Venus is one of the celebrity paintings. You can tell by the scrum in front of them. We stand at the back wait for people to take their pictures and then hover and then retreat grinning and I do the same. I try not to take a picture and just absorb the painting through my eyes. After all, I’m never going to look on it once it’s on my phone. Maybe I’ll post it on the socials with a filter to give it a more Renaissance-y look. But then I feel not taking a photo has become a heavier act than taking one. Like I’m braying above the crowd - ‘look everyone! I’m not taking a photo’.
So now I feel like shit. What can I do in front of this stuff? What do I do with it? Why do I have to be so self-conscious? But it’s like Christmas. It should just be another day of the week but it sharpens everything with a different blade. You can’t just be in this kind of situation. I’m not just looking at paintings: I’m looking at other people looking at them and I’m aware that I’m being looked at as I look at them. Not in an ‘oh he’s interesting’ way, but rather in a ‘why’s he just standing there and not taking a photo?’ way; a ‘when’s he going to move?’ way.
My discomfort levels aroused to a significantly high degree, I engage satire. It helps that the Uffizi is pretty much wall-to-wall God fan fiction. I start spotting Hollywood actors in medieval garb. A lot of Mia Goths, a few Mark Rylances, there’s William Forsythe as Martin Luther. We compare ugly baby Jesuses. And at the other end of the lifecycle check out the Messiah’s abs in the crucifixion scene. He’s a hard 33 poor bloke. A rough life.
Art galleries feel like the National Lottery. On the surface it’s a good thing right? Giving all this money to someone, or making all this beauty available to the public. But on the other hand, it’s a lesson in why certain people shouldn’t have money/beauty. Rich people know what to do with it, the lottery tells us. They’ve had the training. They’ve expected it. Someone like me gets it and wants to buy a helicopter and fill it with Curly-Wurlies. You just know he’ll be stupid broke in the space of eighteen months.
Same with this art. If I was a more cynical type, I’d argue that art galleries are designed to alienate us from ourselves and from culture on purpose. To make us feel more estranged and unworthy, buying fridge magnets and jigsaws in the gift shop and feeling wretched. I want to be Cameron in Ferris Bueller having a direct meaningful relationship with a painting but I’m more like Ferris Bueller in Ferris Bueller. Striking allegedly funny poses of archness. Once more, the urge to punch myself in the face becomes overwhelming.

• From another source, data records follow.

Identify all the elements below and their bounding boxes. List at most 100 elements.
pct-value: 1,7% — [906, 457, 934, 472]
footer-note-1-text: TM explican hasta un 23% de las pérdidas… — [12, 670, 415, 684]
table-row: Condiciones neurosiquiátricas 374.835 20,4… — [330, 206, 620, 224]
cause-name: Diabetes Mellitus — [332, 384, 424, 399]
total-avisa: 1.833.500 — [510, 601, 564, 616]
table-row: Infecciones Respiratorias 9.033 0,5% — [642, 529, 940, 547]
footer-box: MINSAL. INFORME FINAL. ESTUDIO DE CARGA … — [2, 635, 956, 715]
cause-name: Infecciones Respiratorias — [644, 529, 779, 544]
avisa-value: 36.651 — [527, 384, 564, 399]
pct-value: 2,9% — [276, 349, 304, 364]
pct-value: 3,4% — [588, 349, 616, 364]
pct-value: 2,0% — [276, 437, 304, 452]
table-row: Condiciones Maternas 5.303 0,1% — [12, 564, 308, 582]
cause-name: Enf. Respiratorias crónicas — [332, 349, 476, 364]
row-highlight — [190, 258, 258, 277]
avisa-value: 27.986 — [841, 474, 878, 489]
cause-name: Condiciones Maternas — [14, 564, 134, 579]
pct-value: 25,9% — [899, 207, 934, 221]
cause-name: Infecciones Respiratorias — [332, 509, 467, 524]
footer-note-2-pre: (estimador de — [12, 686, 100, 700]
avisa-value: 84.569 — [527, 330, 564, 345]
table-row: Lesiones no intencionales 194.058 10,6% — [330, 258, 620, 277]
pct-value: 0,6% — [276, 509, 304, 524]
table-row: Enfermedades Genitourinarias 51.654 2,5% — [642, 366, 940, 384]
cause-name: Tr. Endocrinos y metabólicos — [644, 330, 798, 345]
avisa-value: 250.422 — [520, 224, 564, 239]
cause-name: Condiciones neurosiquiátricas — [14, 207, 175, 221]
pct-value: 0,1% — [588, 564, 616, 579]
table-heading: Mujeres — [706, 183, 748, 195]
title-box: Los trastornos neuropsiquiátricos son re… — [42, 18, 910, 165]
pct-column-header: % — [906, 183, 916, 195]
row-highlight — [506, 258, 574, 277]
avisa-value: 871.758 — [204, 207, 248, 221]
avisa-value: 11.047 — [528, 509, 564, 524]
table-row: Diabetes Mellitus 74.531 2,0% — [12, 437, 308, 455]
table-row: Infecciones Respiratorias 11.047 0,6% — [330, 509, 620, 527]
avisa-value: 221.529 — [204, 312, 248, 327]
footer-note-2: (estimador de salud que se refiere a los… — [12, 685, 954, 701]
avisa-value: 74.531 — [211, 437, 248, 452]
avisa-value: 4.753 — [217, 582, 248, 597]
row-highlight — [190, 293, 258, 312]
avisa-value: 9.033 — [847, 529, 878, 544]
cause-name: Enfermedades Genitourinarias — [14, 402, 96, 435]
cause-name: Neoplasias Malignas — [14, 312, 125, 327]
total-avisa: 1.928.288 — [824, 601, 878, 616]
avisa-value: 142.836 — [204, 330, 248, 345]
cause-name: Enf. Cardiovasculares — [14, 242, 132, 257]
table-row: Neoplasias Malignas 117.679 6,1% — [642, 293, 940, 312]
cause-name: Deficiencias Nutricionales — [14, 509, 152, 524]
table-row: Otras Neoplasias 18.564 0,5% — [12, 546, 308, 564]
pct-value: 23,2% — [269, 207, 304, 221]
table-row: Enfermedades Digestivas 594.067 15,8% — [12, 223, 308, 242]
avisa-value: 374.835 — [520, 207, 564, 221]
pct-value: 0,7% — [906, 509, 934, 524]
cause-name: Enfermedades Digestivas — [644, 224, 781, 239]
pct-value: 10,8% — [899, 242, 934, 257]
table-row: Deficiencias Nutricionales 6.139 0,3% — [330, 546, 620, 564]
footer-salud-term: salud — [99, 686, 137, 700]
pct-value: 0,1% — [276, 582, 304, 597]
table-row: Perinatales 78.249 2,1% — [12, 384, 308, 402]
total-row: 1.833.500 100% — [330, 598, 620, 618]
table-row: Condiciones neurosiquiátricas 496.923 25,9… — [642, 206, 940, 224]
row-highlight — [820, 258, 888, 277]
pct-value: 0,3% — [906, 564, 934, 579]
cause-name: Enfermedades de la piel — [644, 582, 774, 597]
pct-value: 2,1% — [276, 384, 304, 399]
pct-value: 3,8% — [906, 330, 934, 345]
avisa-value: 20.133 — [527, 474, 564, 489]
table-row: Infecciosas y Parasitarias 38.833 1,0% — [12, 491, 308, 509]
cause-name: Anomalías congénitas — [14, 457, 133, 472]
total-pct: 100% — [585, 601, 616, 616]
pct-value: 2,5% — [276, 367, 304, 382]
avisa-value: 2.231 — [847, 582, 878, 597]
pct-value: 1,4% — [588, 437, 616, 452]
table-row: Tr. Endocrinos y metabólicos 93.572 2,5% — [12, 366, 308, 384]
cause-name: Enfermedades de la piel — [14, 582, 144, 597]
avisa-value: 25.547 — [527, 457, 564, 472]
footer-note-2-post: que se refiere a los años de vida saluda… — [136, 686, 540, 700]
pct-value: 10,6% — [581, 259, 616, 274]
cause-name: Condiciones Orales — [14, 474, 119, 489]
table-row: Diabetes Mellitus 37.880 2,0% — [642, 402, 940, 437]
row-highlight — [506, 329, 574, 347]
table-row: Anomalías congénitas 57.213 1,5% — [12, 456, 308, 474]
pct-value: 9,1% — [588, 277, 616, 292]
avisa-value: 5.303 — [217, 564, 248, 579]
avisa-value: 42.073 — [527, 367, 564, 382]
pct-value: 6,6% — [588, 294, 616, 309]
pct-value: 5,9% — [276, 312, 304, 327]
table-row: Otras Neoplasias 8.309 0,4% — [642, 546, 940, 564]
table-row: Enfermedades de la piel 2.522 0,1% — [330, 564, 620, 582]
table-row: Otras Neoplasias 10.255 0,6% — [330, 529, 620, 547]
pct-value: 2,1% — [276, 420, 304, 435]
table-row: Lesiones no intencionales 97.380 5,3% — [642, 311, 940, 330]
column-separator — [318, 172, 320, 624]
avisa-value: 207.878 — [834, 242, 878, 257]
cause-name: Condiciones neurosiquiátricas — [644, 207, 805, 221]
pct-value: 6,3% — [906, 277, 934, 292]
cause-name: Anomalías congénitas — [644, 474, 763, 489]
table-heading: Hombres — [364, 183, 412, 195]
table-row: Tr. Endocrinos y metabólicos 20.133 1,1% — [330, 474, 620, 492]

Then again I bet this is exactly what the Renaissance was like. After all, this is both where and when the bastards invented capitalism. Everyone gathered to see and be seen. Everyone thinking of vacuous nonsense and talking new ruffs and dung prices and trying to work out if it would be cooler to like or not like the latest Da Vinci. Moaning about the cherubim discourse.
At a certain stage - possibly due to exhaustion - I start to like it. I get into it, somehow. I’m not sure if what I’m experiencing has any real connection to art, or depth of knowledge. Rather it occurs to me once more that I’m dying and so is everyone here and in that I find some comfort when the Spanish guy with the loud baby barges past the Caravaggio. It’s a perfect moment. Right out of a Geoff Dyer essay. Which gives me an idea.